Classical waves transfer energy without moving or relocating matter across the medium. Waves in a pool do not carry water molecules from one point to another, rather the wave energy propagates through the water, leaving the water molecules in their positions.



Electricity can be static, like the energy that can make your hair stand up from the ends

 Magnetism can also be static, as is the magnetism of natural stones.


Electromagnetic wave propagation A change in the magnetic field will be accompanied by a change in an electric field and vice versa. The two things are related. This change in the fields from the electrostatic waves. Electrophoresis differs from mechanical waves in that it does not require a medium to propagate. This means that electromagnetic waves can not only propagate through the air and solid materials but also spread through the vacuum of space.


Scottish scientist James Maxwell developed a scientific theory to explain electromagnetic waves. Note that electric and magnetic fields can combine in binary form to form electromagnetic waves. He summarized the relationship between the two fields as known as Maxwell's equations.

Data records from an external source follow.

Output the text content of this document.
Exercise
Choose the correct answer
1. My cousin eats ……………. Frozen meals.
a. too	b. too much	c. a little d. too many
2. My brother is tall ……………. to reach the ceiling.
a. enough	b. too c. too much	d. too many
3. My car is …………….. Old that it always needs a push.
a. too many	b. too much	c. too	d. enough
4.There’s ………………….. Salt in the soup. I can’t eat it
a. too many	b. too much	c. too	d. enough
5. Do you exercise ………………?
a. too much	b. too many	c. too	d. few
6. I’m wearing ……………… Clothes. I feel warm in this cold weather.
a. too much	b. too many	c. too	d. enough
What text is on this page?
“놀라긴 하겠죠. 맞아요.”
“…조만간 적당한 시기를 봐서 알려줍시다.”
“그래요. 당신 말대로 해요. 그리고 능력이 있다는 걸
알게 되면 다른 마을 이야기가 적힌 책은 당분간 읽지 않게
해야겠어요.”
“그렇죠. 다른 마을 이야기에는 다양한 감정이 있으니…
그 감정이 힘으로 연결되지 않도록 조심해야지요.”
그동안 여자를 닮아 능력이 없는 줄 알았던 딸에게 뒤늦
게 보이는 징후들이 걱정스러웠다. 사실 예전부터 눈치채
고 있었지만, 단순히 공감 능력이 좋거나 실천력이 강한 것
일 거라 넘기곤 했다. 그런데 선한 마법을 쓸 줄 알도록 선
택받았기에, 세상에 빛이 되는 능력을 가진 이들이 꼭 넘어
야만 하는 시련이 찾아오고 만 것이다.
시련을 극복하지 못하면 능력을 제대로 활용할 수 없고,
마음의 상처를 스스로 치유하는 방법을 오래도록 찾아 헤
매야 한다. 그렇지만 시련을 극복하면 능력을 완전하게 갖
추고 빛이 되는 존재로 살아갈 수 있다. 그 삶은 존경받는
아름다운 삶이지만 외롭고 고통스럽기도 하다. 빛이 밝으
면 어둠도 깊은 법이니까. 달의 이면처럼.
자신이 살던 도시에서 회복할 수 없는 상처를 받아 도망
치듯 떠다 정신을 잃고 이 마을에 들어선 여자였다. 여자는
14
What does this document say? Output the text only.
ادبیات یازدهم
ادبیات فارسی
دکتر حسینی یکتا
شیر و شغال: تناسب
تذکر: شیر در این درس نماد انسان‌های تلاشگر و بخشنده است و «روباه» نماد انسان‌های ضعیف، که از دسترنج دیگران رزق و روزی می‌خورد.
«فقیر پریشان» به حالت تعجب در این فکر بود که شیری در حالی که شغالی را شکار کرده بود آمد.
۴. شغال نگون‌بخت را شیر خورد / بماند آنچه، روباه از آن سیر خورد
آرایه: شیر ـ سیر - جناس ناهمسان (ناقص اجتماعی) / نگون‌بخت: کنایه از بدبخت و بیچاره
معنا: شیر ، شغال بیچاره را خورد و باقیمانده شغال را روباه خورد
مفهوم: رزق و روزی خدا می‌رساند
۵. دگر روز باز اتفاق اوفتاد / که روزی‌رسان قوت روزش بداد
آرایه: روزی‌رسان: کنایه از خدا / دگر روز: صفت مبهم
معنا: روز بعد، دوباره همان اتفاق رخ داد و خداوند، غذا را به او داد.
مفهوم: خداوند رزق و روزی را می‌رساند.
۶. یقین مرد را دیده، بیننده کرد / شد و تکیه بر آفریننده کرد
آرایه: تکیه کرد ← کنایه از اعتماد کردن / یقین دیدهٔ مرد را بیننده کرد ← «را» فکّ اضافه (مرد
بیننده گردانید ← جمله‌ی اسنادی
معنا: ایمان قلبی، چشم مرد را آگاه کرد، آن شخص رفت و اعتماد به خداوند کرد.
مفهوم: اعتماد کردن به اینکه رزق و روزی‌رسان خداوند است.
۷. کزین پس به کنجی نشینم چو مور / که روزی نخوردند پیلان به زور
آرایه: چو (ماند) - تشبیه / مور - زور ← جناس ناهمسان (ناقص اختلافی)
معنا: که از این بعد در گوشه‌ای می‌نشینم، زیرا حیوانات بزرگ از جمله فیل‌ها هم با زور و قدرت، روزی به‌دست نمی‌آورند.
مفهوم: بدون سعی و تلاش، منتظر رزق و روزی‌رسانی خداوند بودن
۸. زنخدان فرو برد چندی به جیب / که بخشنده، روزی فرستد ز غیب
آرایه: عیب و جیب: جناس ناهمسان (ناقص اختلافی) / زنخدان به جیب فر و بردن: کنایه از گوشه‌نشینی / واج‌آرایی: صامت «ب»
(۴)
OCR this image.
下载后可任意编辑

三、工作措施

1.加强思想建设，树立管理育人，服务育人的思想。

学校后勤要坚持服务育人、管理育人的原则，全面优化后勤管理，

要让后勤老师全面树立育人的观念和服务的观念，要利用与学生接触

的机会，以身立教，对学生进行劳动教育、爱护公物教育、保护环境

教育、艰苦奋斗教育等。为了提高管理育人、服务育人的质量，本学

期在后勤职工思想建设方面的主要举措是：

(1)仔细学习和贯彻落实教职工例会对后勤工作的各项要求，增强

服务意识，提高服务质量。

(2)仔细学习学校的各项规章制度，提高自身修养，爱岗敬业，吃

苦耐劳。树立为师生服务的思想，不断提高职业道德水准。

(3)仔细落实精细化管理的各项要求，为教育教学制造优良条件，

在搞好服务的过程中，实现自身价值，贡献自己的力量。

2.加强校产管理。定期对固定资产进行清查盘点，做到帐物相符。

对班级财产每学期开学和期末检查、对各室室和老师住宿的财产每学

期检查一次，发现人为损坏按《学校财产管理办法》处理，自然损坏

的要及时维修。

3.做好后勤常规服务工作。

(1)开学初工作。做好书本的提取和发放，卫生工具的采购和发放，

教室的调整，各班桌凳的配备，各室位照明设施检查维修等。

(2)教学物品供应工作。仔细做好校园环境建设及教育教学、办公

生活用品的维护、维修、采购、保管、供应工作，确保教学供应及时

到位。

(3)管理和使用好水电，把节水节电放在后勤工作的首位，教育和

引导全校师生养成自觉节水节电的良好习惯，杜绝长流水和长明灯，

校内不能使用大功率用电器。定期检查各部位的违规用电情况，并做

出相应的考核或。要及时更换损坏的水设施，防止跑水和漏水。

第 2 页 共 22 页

Hertz, a German scientist, applied Maxwell's theories to produce and receive radio waves. The unit of frequency of radio waves - a cycle within a second - is called a hertz, after the German world hertz.


His experiments with radios solved two problems. First, he proved with certainty that the velocity of electrostatic waves is equal to the speed of light. This proved that radio waves are a form of light. Second, Hertz discovered how the magnetic and electric fields could free themselves from wires and release freely in the form of Maxwell's electrodes.


Electromagnetic waves are formed by changing electric and magnetic fields. These fields are spread perpendicular to each other and along a scattering curve.


If the electromagnetic wave is emitted evenly in all directions in the vacuum from a source point, it produces a spherical wavefront, which is called a source point. A wavefront is defined as the plane that joins all points of the same phase.



One of the physical properties of light is that it is polarized. Polarization is the direction of an electric field in an electromagnetic wave.


Description of electromagnetic energy:

Light, electromagnetic waves, and radiation all return under the frame of electromagnetic energy, and this energy can be described in frequency, wavelength, and energy, and any of them can be known with only one knowledge. Usually, radio waves and microwaves are measured at Hertz, infrared and visible light at meter wavelength, and X-rays and gamma are measured with electron volts.